As for the statement issued on terrorism by the leaders of the seven industrial democracies, "it was terrific." The secretary of state could not find words to say how happy he was that "it's so strong."
It brought to mind the scene in the Oval Office when President Ford and his team were toasting the "rescue" of the crew of the Mayaguez. Even more to the point, it brought to mind Robert Southey's reprise of the Battle of Blenheim. When little Peterkin wanted to know what good came out of it, the triumphant Duke replied: "Why, that I cannot tell, but 'twas a famous victory."
And so it was at Tokyo, if the main purpose was to set Qaddafi up for a fall. There was much "reaffirmation" of common aims and recommitments to assorted measures to hasten that day. The way administration spokesmen told it, the allies had bought the Reagan line: Qaddafi is job one.
But this was work done by a committee, as the end-product plainly shows. The accent on Libya may be meant to take some of the curse off last month's U.S. bombing raid, in the minds of some of the Tokyo partners. But it takes nothing away from their conviction that Qaddafi is not the only source of state-supported terrorism and perhaps not even as important a source as Syria or Iran.
In the end, the Reagan administration got its due -- and the rest of the summit partners got theirs. The result is scarcely an endorsement of the kinds of military measures and economic sanctions that the Reagan administration might have welcomed. That the administration claims it got more than it could possibly have hoped for is only a measure of how important it was for it to keep its expectations low. That's why it's important to bear in mind what is missing from the final statement on terrorism from Tokyo.
There was no agreement on the economic sanctions that might conceivably work against Libya or other terrorist centers: the concerted application of an economic squeeze by all nations concerned. There is no mention of swift retaliation or of any specific military pressure and not a whisper about last month's U.S. raid on Libya.
So it wasn't a question of Ronald Reagan and Margaret Thatcher carrying the day, though you could pick out a passage here and there and make that claim. Terrorism, for example, "must be fought relentlessly and without compromise," the statement says. In the next breath there is a firm pledge "to make maximum efforts to fight against this scourge." But you have only to proceed to the following sentence to see that unanimity was purchased at the cost of considerable compromise all around:
"Terrorism must be fought effectively through determined, tenacious, discreet and patient action combining national measures with international cooperation."

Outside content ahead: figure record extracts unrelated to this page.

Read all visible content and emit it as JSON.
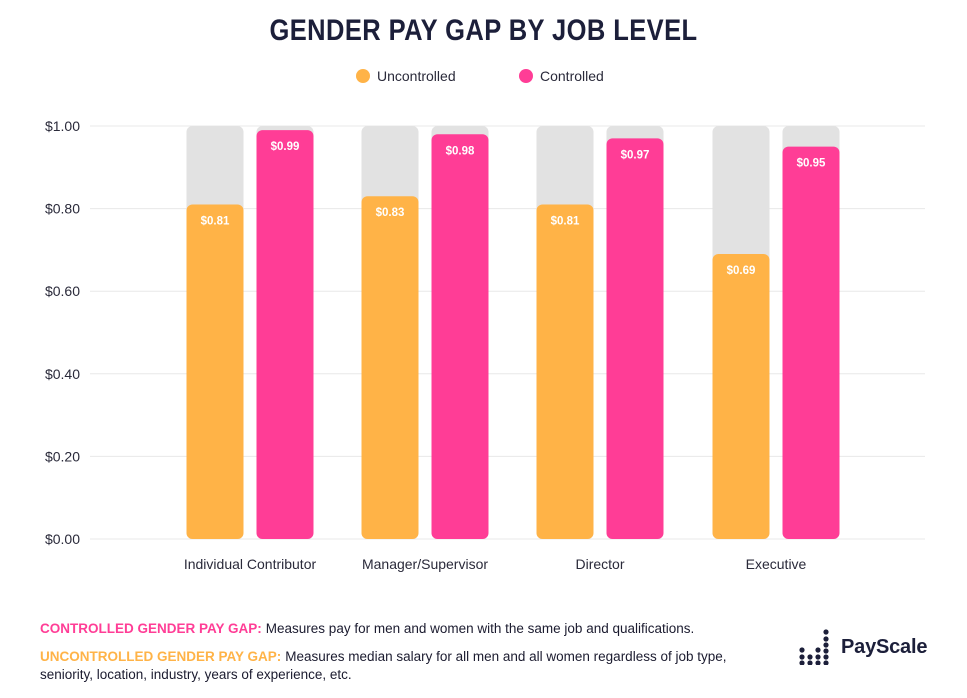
{
  "title": "GENDER PAY GAP BY JOB LEVEL",
  "colors": {
    "uncontrolled": "#FFB347",
    "controlled": "#FF3D96",
    "track": "#E2E2E2",
    "grid": "#E8E8E8"
  },
  "legend": [
    {
      "label": "Uncontrolled",
      "color": "#FFB347"
    },
    {
      "label": "Controlled",
      "color": "#FF3D96"
    }
  ],
  "chart_data": {
    "type": "bar",
    "title": "GENDER PAY GAP BY JOB LEVEL",
    "xlabel": "",
    "ylabel": "",
    "ylim": [
      0,
      1
    ],
    "y_ticks": [
      "$1.00",
      "$0.80",
      "$0.60",
      "$0.40",
      "$0.20",
      "$0.00"
    ],
    "y_tick_values": [
      1.0,
      0.8,
      0.6,
      0.4,
      0.2,
      0.0
    ],
    "categories": [
      "Individual Contributor",
      "Manager/Supervisor",
      "Director",
      "Executive"
    ],
    "series": [
      {
        "name": "Uncontrolled",
        "values": [
          0.81,
          0.83,
          0.81,
          0.69
        ],
        "labels": [
          "$0.81",
          "$0.83",
          "$0.81",
          "$0.69"
        ]
      },
      {
        "name": "Controlled",
        "values": [
          0.99,
          0.98,
          0.97,
          0.95
        ],
        "labels": [
          "$0.99",
          "$0.98",
          "$0.97",
          "$0.95"
        ]
      }
    ],
    "legend_position": "top-center",
    "grid": true
  },
  "footnotes": [
    {
      "key": "CONTROLLED GENDER PAY GAP:",
      "text": "Measures pay for men and women with the same job and qualifications.",
      "color": "#FF3D96"
    },
    {
      "key": "UNCONTROLLED GENDER PAY GAP:",
      "text": "Measures median salary for all men and all women regardless of job type, seniority, location, industry, years of experience, etc.",
      "color": "#FFB347"
    }
  ],
  "brand": {
    "name": "PayScale",
    "icon": "payscale-logo-icon"
  }
}
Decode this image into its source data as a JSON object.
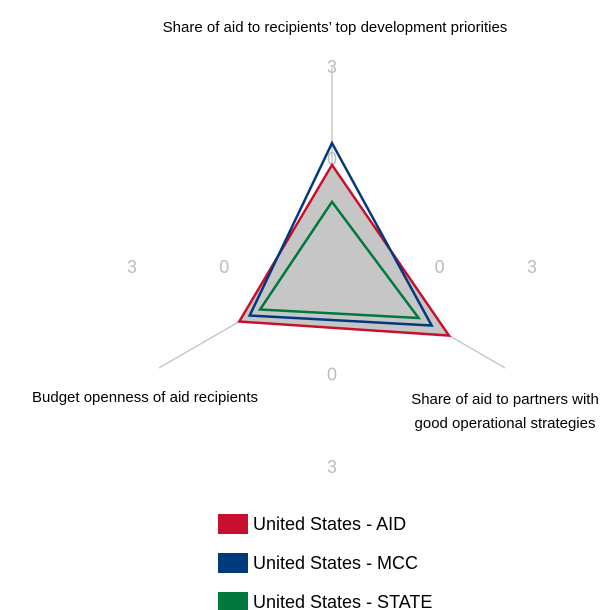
{
  "chart_data": {
    "type": "radar",
    "categories": [
      "Share of aid to recipients’ top development priorities",
      "Share of aid to partners with good operational strategies",
      "Budget openness of aid recipients"
    ],
    "series": [
      {
        "name": "United States - AID",
        "color": "#c8102e",
        "values": [
          -0.15,
          0.89,
          -0.02
        ]
      },
      {
        "name": "United States - MCC",
        "color": "#003a7d",
        "values": [
          0.56,
          0.24,
          -0.41
        ]
      },
      {
        "name": "United States - STATE",
        "color": "#00783e",
        "values": [
          -1.35,
          -0.25,
          -0.8
        ]
      }
    ],
    "rlim": [
      -3.5,
      3
    ],
    "rticks": [
      0,
      3
    ],
    "fill_color": "#c6c6c6"
  }
}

Now that is not Rambo speaking. On the contrary, it states a general rule that is almost indistinguishable from the general rule that has characterized the supposedly fainthearted and craven approach to terrorism of America's principal allies all along.
And that is what a prudent administration ought to be quietly celebrating: a sensible trade-off that provides a framework for the practice of counterterrorism in the future. The test of the Tokyo statement is only marginally the "signal" it is supposed to send; Qaddafi is not the sort of fellow who is likely to respond to words of reason. A better test of the Tokyo statement is in the extent to which some recent clashes were smoothed over. But the best test will be in its applicability to the next terrorist crisis. (The record, alas, leaves no doubt there will be one.)
Consider some composite of recent atrocities: a terrorist act in which Americans are clearly targeted, wherever in the world and, let us say, Qaddafi's complicity is clear. The Reagan administration will be in better shape to seek allied support for strong action -- or to go it alone -- with the Tokyo agreements on general principles as a point of departure. Retaliation was not specifically precluded (terrorism must be fought "relentlessly").
But suppose there is no Libyan "smoking gun" -- or that the finger points to a less accessible source? In that event, the Reagan administration could pick and choose from the Tokyo document, citing the other cooperative counterterrorism measures short of military action and the cautionary tone: "Determined . . . tenacious . . . discreet . . . patient."
That is actually the way Reagan has played it most of the time. Faced with an ambiguous terrorist challenge, he might find it helpful to have the imprimatur of the leaders of the seven industrial nations (including his own) on a policy of uncompromising condemnation of international terrorism -- balanced by a certain restraint.